Was mich an derlei Meta-Studien stört ist die Tatsache, dass die Datenbasis bei genauem Hinsehen schmilzt wie die Gletscher beim Klimawandel. Und dass nach meinem Empfinden es eigentlich eine staatliche Aufgabe wäre, methodisch saubere Daten zu den Populationstrends verschiedener Tier- und meinetwegen auch Pflanzengruppen zu erheben. Und damit hätte man besser vor 10 Jahren angefangen und die Kartierer im Gelände ordentlich dafür bezahlt.Und das Klima-Geld für die Studien an den Exzellenz-Unis wäre in der systematischen Pflege und Entwicklung entsprechender Biotope auch gut untergebracht.
Zusammengefasst: Als Naturschutz-Praktiker ist mir das Ganze ziemlich suspekt, wir wissen doch wo die wahren Probleme liegen: In der Überdüngung auch des letzten Magerstandortes und dem Verschwinden der Nahrungspflanzen, in der Nutzungsaufgabe ertragsarmer Standorte, der Zerstückelung der Lebensräume durch Bauwut und den wahnsinnigen Verkehr, der Lichtverschmutzung, und falscher, möglichst billiger Pflege durch überforderte Verwaltungen. Hinzu kommt eine fast kenntnisfreie Bevölkerung, die einen Brennesselfalter auf dem Sommerflieder schon als Sensation feiert, und ein grüner Umweltminister, der Douglasienaufforstungen im Sauerland für sinnvoll und förderwürdig hält.

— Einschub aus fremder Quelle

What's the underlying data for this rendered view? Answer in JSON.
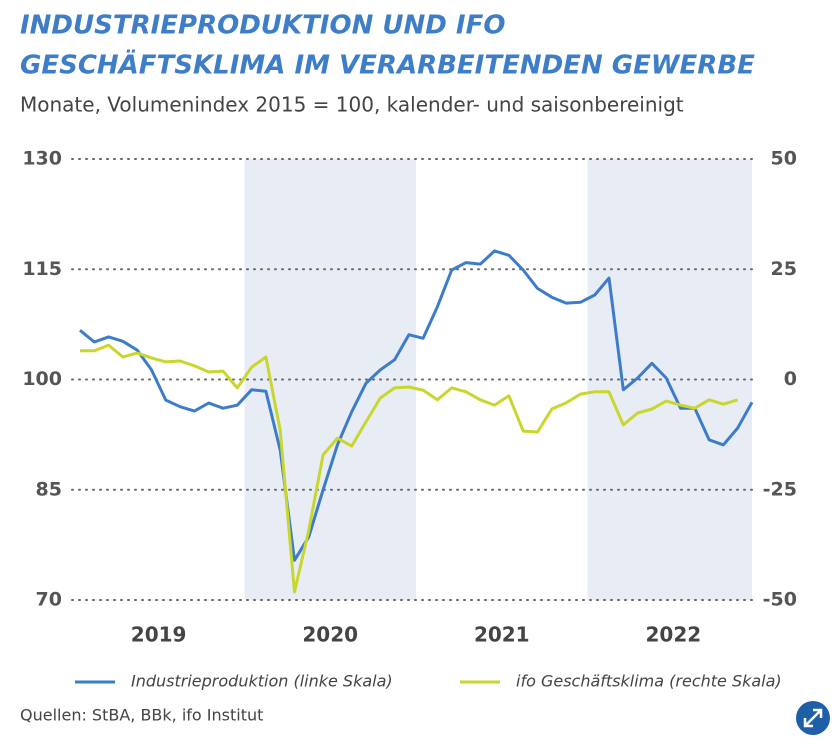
{
  "chart_data": {
    "type": "line",
    "title": [
      "INDUSTRIEPRODUKTION UND IFO",
      "GESCHÄFTSKLIMA IM VERARBEITENDEN GEWERBE"
    ],
    "subtitle": "Monate, Volumenindex 2015 = 100, kalender- und saisonbereinigt",
    "categories": [
      null,
      null,
      null,
      null,
      null,
      "2019",
      null,
      null,
      null,
      null,
      null,
      null,
      null,
      null,
      null,
      null,
      null,
      "2020",
      null,
      null,
      null,
      null,
      null,
      null,
      null,
      null,
      null,
      null,
      null,
      "2021",
      null,
      null,
      null,
      null,
      null,
      null,
      null,
      null,
      null,
      null,
      null,
      "2022",
      null,
      null,
      null,
      null,
      null,
      null
    ],
    "shaded_ranges": [
      [
        12,
        23
      ],
      [
        36,
        47
      ]
    ],
    "series": [
      {
        "name": "Industrieproduktion (linke Skala)",
        "color": "#3d7cc9",
        "axis": "y",
        "values": [
          106.7,
          105.1,
          105.8,
          105.2,
          104,
          101.3,
          97.2,
          96.3,
          95.7,
          96.8,
          96.1,
          96.5,
          98.6,
          98.4,
          90.4,
          75.4,
          78.6,
          85,
          91.1,
          95.6,
          99.5,
          101.3,
          102.7,
          106.1,
          105.6,
          109.9,
          114.9,
          115.9,
          115.7,
          117.5,
          116.9,
          114.9,
          112.4,
          111.2,
          110.4,
          110.5,
          111.5,
          113.8,
          98.6,
          100.2,
          102.2,
          100.2,
          96.1,
          96.1,
          91.8,
          91.1,
          93.4,
          96.9
        ]
      },
      {
        "name": "ifo Geschäftsklima (rechte Skala)",
        "color": "#c8d62e",
        "axis": "y2",
        "values": [
          6.5,
          6.5,
          7.8,
          5.1,
          6,
          4.9,
          4,
          4.2,
          3.1,
          1.7,
          1.9,
          -1.9,
          2.8,
          5.1,
          -11.5,
          -48.2,
          -34.1,
          -17.1,
          -13.3,
          -15.1,
          -9.6,
          -4.2,
          -1.9,
          -1.7,
          -2.4,
          -4.6,
          -1.9,
          -2.8,
          -4.6,
          -5.8,
          -3.7,
          -11.7,
          -11.9,
          -6.7,
          -5.3,
          -3.3,
          -2.8,
          -2.8,
          -10.3,
          -7.6,
          -6.7,
          -4.9,
          -5.8,
          -6.5,
          -4.6,
          -5.6,
          -4.6,
          null
        ]
      }
    ],
    "ylim": [
      70,
      130
    ],
    "yticks": [
      70,
      85,
      100,
      115,
      130
    ],
    "y2lim": [
      -50,
      50
    ],
    "y2ticks": [
      -50,
      -25,
      0,
      25,
      50
    ],
    "grid": true,
    "source": "Quellen: StBA, BBk, ifo Institut"
  }
}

Wie kriege ich jetzt die Kurve auf was positives? Ach ja, der Kaisermantel fliegt auch in diesem Jahr wieder zahlreich in Haan in den ehemaligen Steinbrüchen Grube 7 und Grube 10, und den nächsten Termin für den Arbeitseinsatz: Mahd und Abräumen der Orchideenwiese im Klärteich in Haan, Grube 7 findet ihr auf den Webseiten der AGNU Haan.